Biosynthesis of Urea: XIII. DISSOCIATION-ASSOCIATION KINETICS AND EQUILIBRIA OF ARGININOSUCCINASE

Abstract

Abstract Further study of the cold inactivation of argininosuccinase shows that a new, more slowly sedimenting component is formed which has an S value of about 5.6 as compared to 9.3 for the active enzyme. The two components can be resolved by high speed sedimentation in phosphate but not in Tris or imidazole buffers. The proportion of each component corresponded to the extent of inactivation. On resolution in a sucrose density gradient, the 5.6 S component was found to be enzymatically inactive. Activity was regained by thermal reactivation of the fractions in this peak. Thus, cold inactivation and thermal reactivation are accompanied by reversible dissociation of the enzyme into two, probably identical, subunits which are one-half the size of the active enzyme (molecular weight 202,000).

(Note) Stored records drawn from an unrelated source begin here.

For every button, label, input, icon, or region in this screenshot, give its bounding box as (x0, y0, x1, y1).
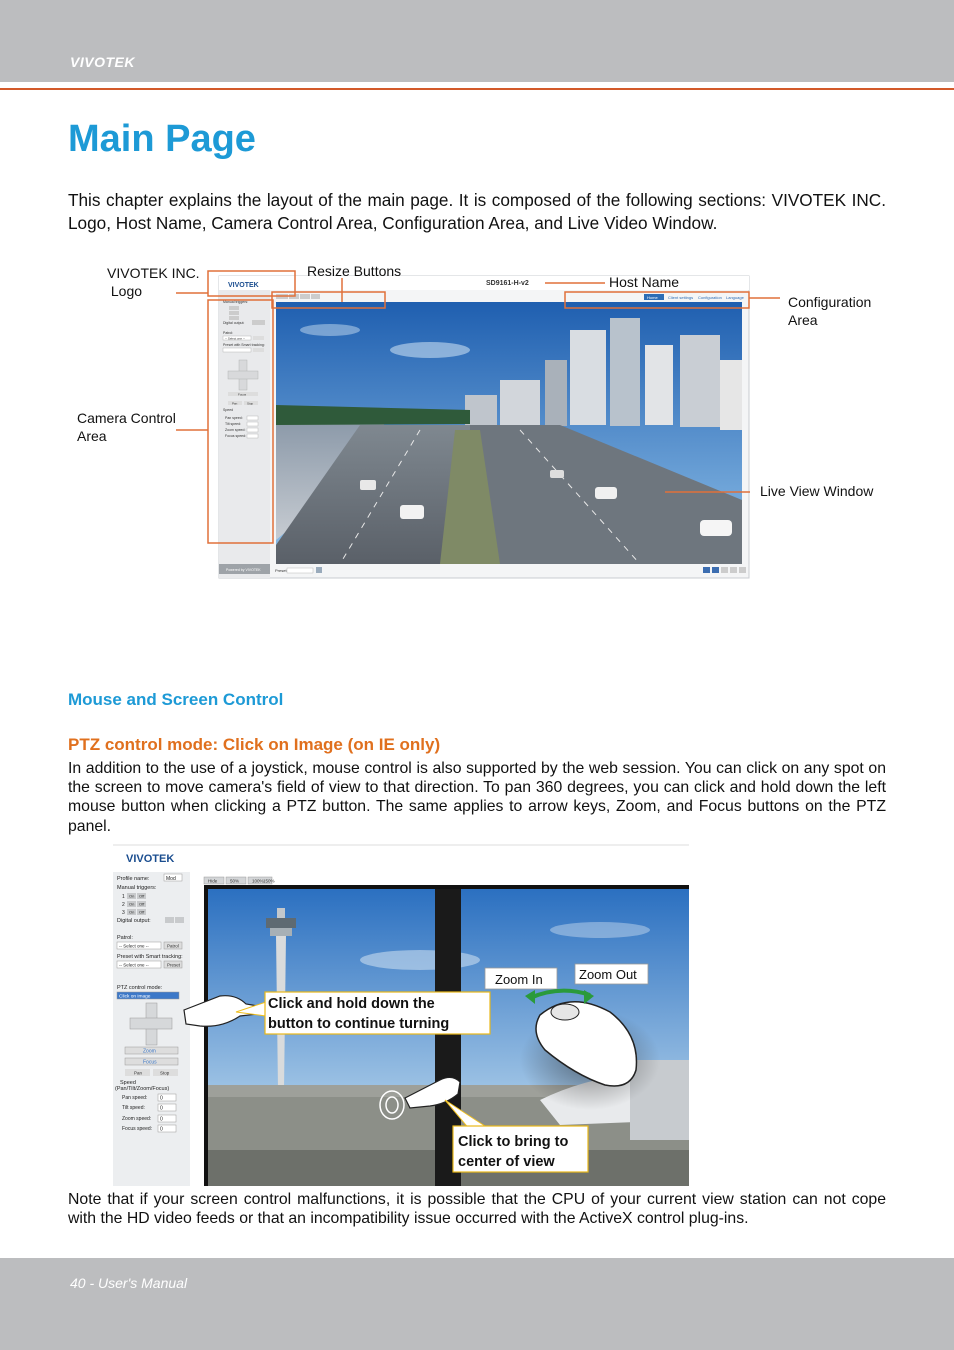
fig2-profile-value: Mod (166, 876, 176, 882)
fig2-preset-smart: Preset with Smart tracking: (117, 954, 183, 960)
fig1-panel-preset: Preset with Smart tracking: (223, 343, 265, 347)
section-subheading: PTZ control mode: Click on Image (on IE only) (68, 735, 441, 754)
fig2-off-3: Off (139, 909, 145, 915)
fig1-menu-client: Client settings (668, 295, 694, 300)
fig2-stop: Stop (160, 1070, 170, 1076)
fig2-size-50: 50% (230, 878, 240, 884)
fig1-panel-select: -- Select one -- (225, 336, 245, 341)
label-resize: Resize Buttons (307, 263, 402, 279)
fig2-speed-value-1: 0 (160, 1095, 163, 1102)
fig1-menu-lang: Language (726, 295, 744, 300)
fig2-speed-line1: Speed (120, 1080, 136, 1086)
fig1-panel-speed: Speed (223, 408, 234, 412)
fig2-size-100: 100% (252, 878, 264, 884)
note-paragraph: Note that if your screen control malfunctions, it is possible that the CPU of your current view station can not cope with the HD video feeds or that an incompatibility issue occurred with the ActiveX control plug-ins. (68, 1191, 886, 1228)
fig2-ptz-mode: PTZ control mode: (117, 985, 163, 991)
fig2-patrol-select: -- Select one -- (119, 943, 149, 949)
callout-center-line2: center of view (458, 1154, 555, 1170)
fig2-tilt-speed: Tilt speed: (122, 1105, 145, 1111)
fig1-panel-digital: Digital output: (223, 321, 245, 325)
fig2-digital-output: Digital output: (117, 918, 151, 924)
fig2-size-hide: Hide (208, 878, 218, 884)
label-logo: VIVOTEK INC. Logo (107, 265, 200, 299)
fig2-zoom-speed: Zoom speed: (122, 1116, 152, 1122)
header-rule (0, 88, 954, 90)
fig2-profile-label: Profile name: (117, 876, 150, 882)
callout-center-line1: Click to bring to (458, 1134, 569, 1150)
fig2-patrol: Patrol: (117, 935, 133, 941)
fig1-panel-tiltspeed: Tilt speed: (225, 422, 242, 426)
fig2-trigger-2: 2 (122, 902, 125, 908)
section-paragraph: In addition to the use of a joystick, mouse control is also supported by the web session. You can click on any spot on the screen to move camera's field of view to that direction. To pan 360 degrees, you can click and hold down the left mouse button when clicking a PTZ button. The same applies to arrow keys, Zoom, and Focus buttons on the PTZ panel. (68, 760, 886, 835)
fig1-menu-config: Configuration (698, 295, 722, 300)
fig2-off-2: Off (139, 901, 145, 907)
intro-paragraph: This chapter explains the layout of the main page. It is composed of the following sections: VIVOTEK INC. Logo, Host Name, Camera Control Area, Configuration Area, and Live Video Window. (68, 190, 886, 233)
fig2-off-1: Off (139, 893, 145, 899)
fig2-trigger-3: 3 (122, 910, 125, 916)
page-footer (0, 1258, 954, 1350)
fig2-on-1: On (129, 893, 135, 899)
fig2-speed-value-4: 0 (160, 1126, 163, 1133)
label-live: Live View Window (760, 483, 874, 499)
fig1-hostname: SD9161-H-v2 (486, 280, 529, 287)
fig1-panel-manual: Manual triggers: (223, 300, 249, 304)
fig1-panel-panspeed: Pan speed: (225, 416, 243, 420)
callout-hold-line2: button to continue turning (268, 1016, 450, 1032)
fig2-preset-select: -- Select one -- (119, 962, 149, 968)
fig2-ptz-mode-value: Click on image (119, 994, 151, 1000)
fig2-speed-value-2: 0 (160, 1105, 163, 1112)
fig2-zoom: Zoom (143, 1048, 156, 1055)
fig2-patrol-button: Patrol (167, 943, 179, 949)
fig2-brand: VIVOTEK (126, 853, 175, 865)
ptz-figure (0, 840, 954, 1190)
fig1-panel-focus: Focus (238, 392, 247, 397)
fig1-powered: Powered by VIVOTEK (226, 568, 261, 572)
fig1-panel-pan: Pan (232, 401, 238, 406)
fig1-menu-home: Home (647, 295, 658, 300)
fig2-manual-triggers: Manual triggers: (117, 885, 157, 891)
fig1-panel-zoomspeed: Zoom speed: (225, 428, 246, 432)
label-config: Configuration Area (788, 294, 872, 328)
page-header (0, 0, 954, 82)
fig2-speed-value-3: 0 (160, 1116, 163, 1123)
fig2-size-150: 150% (263, 878, 275, 884)
fig2-pan-speed: Pan speed: (122, 1095, 148, 1101)
fig1-brand: VIVOTEK (228, 282, 259, 289)
callout-zoom-out: Zoom Out (579, 967, 637, 982)
callout-zoom-in: Zoom In (495, 972, 543, 987)
fig2-pan: Pan (134, 1070, 143, 1076)
fig2-on-2: On (129, 901, 135, 907)
label-camera: Camera Control Area (77, 410, 176, 444)
fig2-trigger-1: 1 (122, 894, 125, 900)
page-number: 40 - User's Manual (70, 1275, 188, 1291)
fig2-on-3: On (129, 909, 135, 915)
section-heading: Mouse and Screen Control (68, 690, 284, 709)
fig1-panel-stop: Stop (247, 401, 254, 406)
fig2-focus: Focus (143, 1059, 157, 1066)
label-host: Host Name (609, 274, 680, 290)
page-title: Main Page (68, 118, 256, 160)
fig1-panel-patrol: Patrol: (223, 331, 234, 335)
header-brand: VIVOTEK (70, 54, 135, 70)
fig1-panel-focusspeed: Focus speed: (225, 434, 247, 438)
fig2-preset-button: Preset (167, 962, 181, 968)
fig2-speed-line2: (Pan/Tilt/Zoom/Focus) (115, 1086, 170, 1092)
fig2-focus-speed: Focus speed: (122, 1126, 153, 1132)
fig1-preset-label: Preset (275, 568, 287, 573)
callout-hold-line1: Click and hold down the (268, 996, 435, 1012)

The rate of dissociation followed first order kinetics and the velocity constants increased with increasing pH. Association followed first order or second order kinetics depending on the buffer. A mechanism for the reversible dissociation has been proposed in the light of the kinetic analysis. The kinetic patterns in the direction of association reveal temperature-dependent equilibria between the dimeric and monomeric forms of the enzyme. The equilibrium constant and the negative change in free energy decreased with a decrease in temperature. The enthalpy and entropy changes were found to be 46 kcal and 189 e.u., respectively, per mole of active enzyme. The negative temperature dependence for association and the large positive value for the entropy change suggests that the active form of the enzyme is stabilized by hydrophobic bonds.